As the graphs above show, while the profiles for these two groups are different, new-to-credit consumers are not much more likely to be classified in the subprime category than established consumers.
2. New-to-credit consumers have more volatile scores
Looking at changes in credit scores over 24 months, we found that new-to-credit consumers are more likely than established customers to see score changes of between 150 and 300 points. Possible reasons for this vary and can cause scores to either decrease or increase: younger customers tend to make more ‘credit mistakes’ and have fewer trade lines which lowers their score, but they could also build a positive credit score over 24 months when they graduate from being a student with a credit card to a first-time employee with a steady salary. New-to-credit customers also often have lower limits, which means utilization rates get higher, faster.
While there is more volatility among this market, the magnitude of the changes in credit scores may not be significant. However, lenders would be wise to monitor these customers more frequently and adapt their strategies accordingly.
3. New-to-credit consumers are younger
This is true; however, many are older than you may expect, as shown in the graph below.
In fact, almost 30% of new-to-credit consumers are over 35. We believe a significant proportion of them are new to Canada.
4. New-to-credit consumers have a worse credit performance
Well, in some ways they do, but this is not as straightforward a fact as you might think. New-to-credit consumers are segmented into two groups:
New to Market: Credit inexperienced, aged 18–24 at start of bureau record
New to Canada: Credit experienced, aged 25+ at start of bureau record
While these segments have certain overlapping qualities, they are at different stages of their credit lifecycle. New-to-market consumers could have a worse credit performance, but this is likely because of their life stage: younger consumers are just starting out on their credit journey and they may earn a lower income. They are still building their credit history and could be a viable candidate for future products.
On the other hand you have new-to-Canada consumers who actually perform better than established consumers in the near-prime tier, they just don’t have a credit history in Canada to back that up. In fact, new-to-Canada customers behave more like established customers when compared to younger, new-to-market customers. Identifying the sub-segment of consumers new to Canada beyond initial account opening is therefore essential if lenders wish to capitalize on the lower-risk, faster growing value offered by this segment.

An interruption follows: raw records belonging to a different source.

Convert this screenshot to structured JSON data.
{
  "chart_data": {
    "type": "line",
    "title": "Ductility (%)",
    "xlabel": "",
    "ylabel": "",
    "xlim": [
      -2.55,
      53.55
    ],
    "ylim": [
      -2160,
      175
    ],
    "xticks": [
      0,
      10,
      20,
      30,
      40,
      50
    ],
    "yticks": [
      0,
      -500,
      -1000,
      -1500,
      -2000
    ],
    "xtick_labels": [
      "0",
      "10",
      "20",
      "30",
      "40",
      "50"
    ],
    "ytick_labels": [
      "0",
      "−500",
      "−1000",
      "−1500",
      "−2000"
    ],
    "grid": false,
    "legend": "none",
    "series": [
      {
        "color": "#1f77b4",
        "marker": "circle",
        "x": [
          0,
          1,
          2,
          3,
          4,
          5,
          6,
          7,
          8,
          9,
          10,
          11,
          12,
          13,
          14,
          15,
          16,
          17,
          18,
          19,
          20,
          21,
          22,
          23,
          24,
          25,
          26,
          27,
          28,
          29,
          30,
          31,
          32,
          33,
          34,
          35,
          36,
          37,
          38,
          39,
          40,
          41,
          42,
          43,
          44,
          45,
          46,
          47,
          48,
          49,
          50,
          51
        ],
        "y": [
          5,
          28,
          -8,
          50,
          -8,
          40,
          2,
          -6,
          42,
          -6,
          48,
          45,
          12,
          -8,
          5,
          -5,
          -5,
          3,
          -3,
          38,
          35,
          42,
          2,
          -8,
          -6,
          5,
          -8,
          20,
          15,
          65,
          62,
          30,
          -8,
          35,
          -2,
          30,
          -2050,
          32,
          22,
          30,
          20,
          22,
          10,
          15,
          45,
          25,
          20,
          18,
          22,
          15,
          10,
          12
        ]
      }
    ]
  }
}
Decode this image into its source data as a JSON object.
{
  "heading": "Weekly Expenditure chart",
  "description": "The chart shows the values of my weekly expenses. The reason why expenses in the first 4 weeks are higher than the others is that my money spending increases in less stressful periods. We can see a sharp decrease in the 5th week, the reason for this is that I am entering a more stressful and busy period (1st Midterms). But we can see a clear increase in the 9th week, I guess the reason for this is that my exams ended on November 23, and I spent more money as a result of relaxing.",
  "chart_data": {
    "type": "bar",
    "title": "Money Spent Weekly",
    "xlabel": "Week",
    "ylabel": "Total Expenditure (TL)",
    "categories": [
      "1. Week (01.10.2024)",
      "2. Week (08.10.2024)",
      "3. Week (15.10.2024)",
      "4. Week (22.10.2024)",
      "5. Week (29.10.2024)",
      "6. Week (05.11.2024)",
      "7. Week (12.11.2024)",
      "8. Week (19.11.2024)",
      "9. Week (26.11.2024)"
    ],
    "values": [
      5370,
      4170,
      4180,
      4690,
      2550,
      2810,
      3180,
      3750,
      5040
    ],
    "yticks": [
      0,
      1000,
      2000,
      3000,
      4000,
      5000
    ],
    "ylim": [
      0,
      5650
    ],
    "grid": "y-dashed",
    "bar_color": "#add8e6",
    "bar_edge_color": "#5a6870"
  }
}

5. New-to-credit consumers have unique credit needs
Yes, they do. On average, younger consumers are looking for credit cards, mobile phones and student loan consolidation whereas older consumers are looking at building a broader credit portfolio:
These different credit needs may not be covered in a lender’s broader customer management approach. While the new-to-credit market clearly presents significant opportunities for lenders in Canada, what’s equally clear is that different strategies will need to come into play in order to maximize these opportunities.
Successfully monitoring new-to-credit customers can help lenders increase their limits to avoid losing customers to a competitor. Using event trigger programs and trended bureau data can help you identify when your customers are shopping, opening products, or migrating spend or balances to competitors and can assist in developing sub-segment strategies to address their specific needs, taking life-stage differences into account.